Last month, I received a letter from a member asking the Academy to form a nonprofit generic drug company. It nicely articulated the problems many ophthalmologists face with regard to drug shortages and wildly fluctuating prices on long-established medications.
The letter was stimulated in part by a proposal this year from 4 major national hospital chains (Intermountain Healthcare, Ascension, SSM Health, and Trinity Health) to create such a company. Whether they actually implement the proposal remains to be seen. It’s a very risky, capital-consuming, regulation-rich, and complex business. Financial analysts have questioned whether these 4 companies, which have combined annual revenues of over $25 billion, can sustain such an operation.
The author posed a reasonable question. Unfortunately, the reasonable answer is that it is way, way beyond the Academy’s expertise and financial capability to get into the pharmaceutical business.
The underlying concerns of access to generic medications and costs are well known to both physicians and patients. One issue is that the generic pharmaceuticals business is not an efficient free market. Regulatory issues (U.S. Food and Drug Administration [FDA] and others), reformulations and patent extensions, and some prohibitions against price negotiation all conspire to make the marketplace not transparent.
Added to this are low profit margins and manufacturing and quality issues on some generic medications. According to the FDA, about 70% of generic drug shortages can be attributed to manufacturing issues. Manufacturer consolidation further compounds the problem. The result is periodic shortages of generic drugs, including pilocarpine (where spending rose from $116,092 in 2009 to $2.2 million in 2013), fluorescein strips, timolol, atropine, dorzolamide, and phenylephrine (where the cost has risen up to 1,000% in a short period of time).
Despite those examples, nothing about this is ophthalmology-specific. The rate of newly reported drug shortages increased sixfold between 2008 and 2012. The price of a heart failure generic (captopril) increased more than 2,800% over 1 year. The number of digoxin manufacturers fell from 8 to 3 in a decade, and its price increased more than 600%. Where manufacturing monopolies exist, companies are free to effectively raise prices at will.
From our perspective, the more competition, the better, as it encourages reasonable pricing and more rapid access to generic and biosimilar agents. The U.S. Senate is moving forward with legislation that would preclude brand-name manufacturers from withholding access to the 1,500-5,000 units of drug samples needed by manufacturers to create a generic version of a branded product. It would also smooth the way for generic companies to participate in necessary manufacturing safety protocols. The Academy supports this legislation as does a broad, diverse coalition of organizations including Kaiser Permanente, the AARP, and the Heritage Foundation. Its support in the Senate includes Sens. Dianne Feinstein, D-Calif., and Rand Paul, MD, R-Ky. (How bipartisan can you get?)

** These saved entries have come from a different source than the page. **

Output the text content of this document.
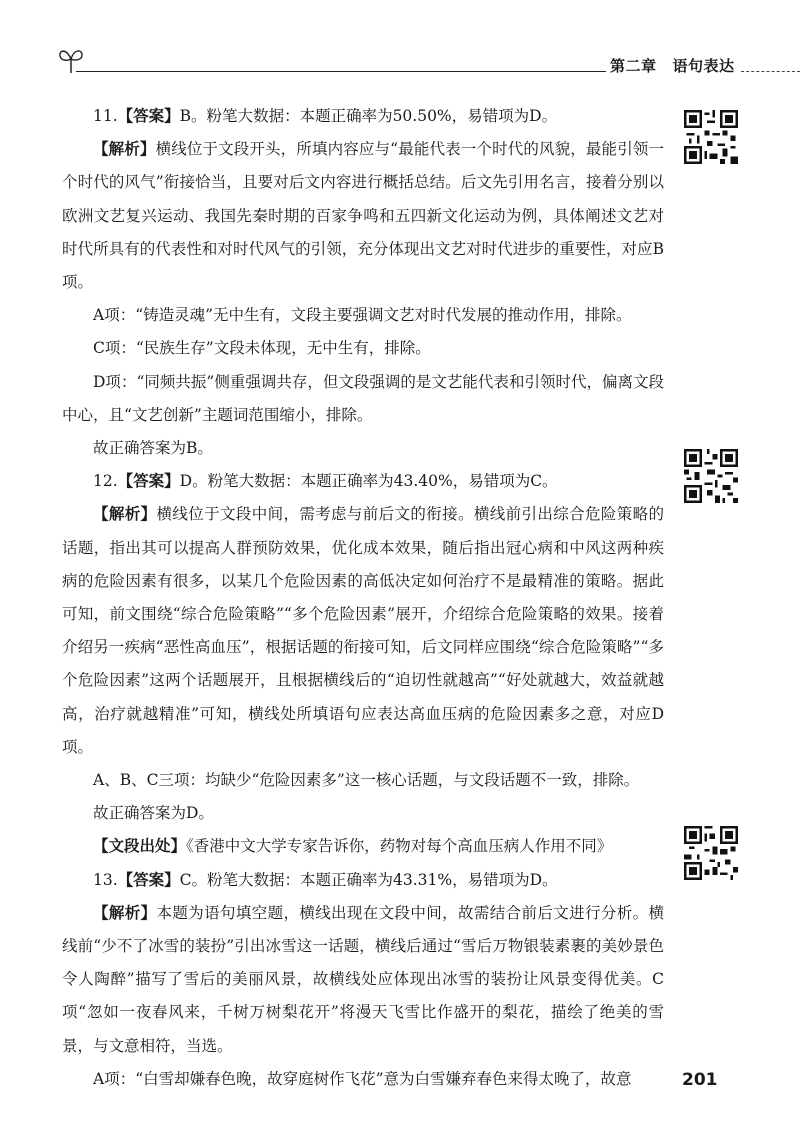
第二章 语句表达

11.【答案】B。粉笔大数据：本题正确率为50.50%，易错项为D。

【解析】横线位于文段开头，所填内容应与“最能代表一个时代的风貌，最能引领一个时代的风气”衔接恰当，且要对后文内容进行概括总结。后文先引用名言，接着分别以欧洲文艺复兴运动、我国先秦时期的百家争鸣和五四新文化运动为例，具体阐述文艺对时代所具有的代表性和对时代风气的引领，充分体现出文艺对时代进步的重要性，对应B项。

A项：“铸造灵魂”无中生有，文段主要强调文艺对时代发展的推动作用，排除。

C项：“民族生存”文段未体现，无中生有，排除。

D项：“同频共振”侧重强调共存，但文段强调的是文艺能代表和引领时代，偏离文段中心，且“文艺创新”主题词范围缩小，排除。

故正确答案为B。

12.【答案】D。粉笔大数据：本题正确率为43.40%，易错项为C。

【解析】横线位于文段中间，需考虑与前后文的衔接。横线前引出综合危险策略的话题，指出其可以提高人群预防效果，优化成本效果，随后指出冠心病和中风这两种疾病的危险因素有很多，以某几个危险因素的高低决定如何治疗不是最精准的策略。据此可知，前文围绕“综合危险策略”“多个危险因素”展开，介绍综合危险策略的效果。接着介绍另一疾病“恶性高血压”，根据话题的衔接可知，后文同样应围绕“综合危险策略”“多个危险因素”这两个话题展开，且根据横线后的“迫切性就越高”“好处就越大，效益就越高，治疗就越精准”可知，横线处所填语句应表达高血压病的危险因素多之意，对应D项。

A、B、C三项：均缺少“危险因素多”这一核心话题，与文段话题不一致，排除。

故正确答案为D。

【文段出处】《香港中文大学专家告诉你，药物对每个高血压病人作用不同》

13.【答案】C。粉笔大数据：本题正确率为43.31%，易错项为D。

【解析】本题为语句填空题，横线出现在文段中间，故需结合前后文进行分析。横线前“少不了冰雪的装扮”引出冰雪这一话题，横线后通过“雪后万物银装素裹的美妙景色令人陶醉”描写了雪后的美丽风景，故横线处应体现出冰雪的装扮让风景变得优美。C项“忽如一夜春风来，千树万树梨花开”将漫天飞雪比作盛开的梨花，描绘了绝美的雪景，与文意相符，当选。

A项：“白雪却嫌春色晚，故穿庭树作飞花”意为白雪嫌弃春色来得太晚了，故意	201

The Academy has also stimulated Senate inquiry into glaucoma drug prices, and we’ve urged the administration to end the “gag order” practice whereby health plans bar pharmacists from providing drug pricing information to patients. The administration opposes this practice, but the Academy is urging it to go further and actually ban this practice in order to help patients make more informed choices. Prices vary by supplier, by plan, and by pharmacy.
We all understand that the pharmaceutical marketplace is neither efficient nor transparent. Issues such as “value-based pricing,” Pharmacy Benefits Managers (PBMs), patent policy, 340B pricing, group purchasing organizations, rebate programs, statutory prohibitions on price negotiation, and gag orders all result in obfuscation and/or inefficiencies. In the generic space, the results can be reflected not only in price but also in availability—and physicians and patients can lose.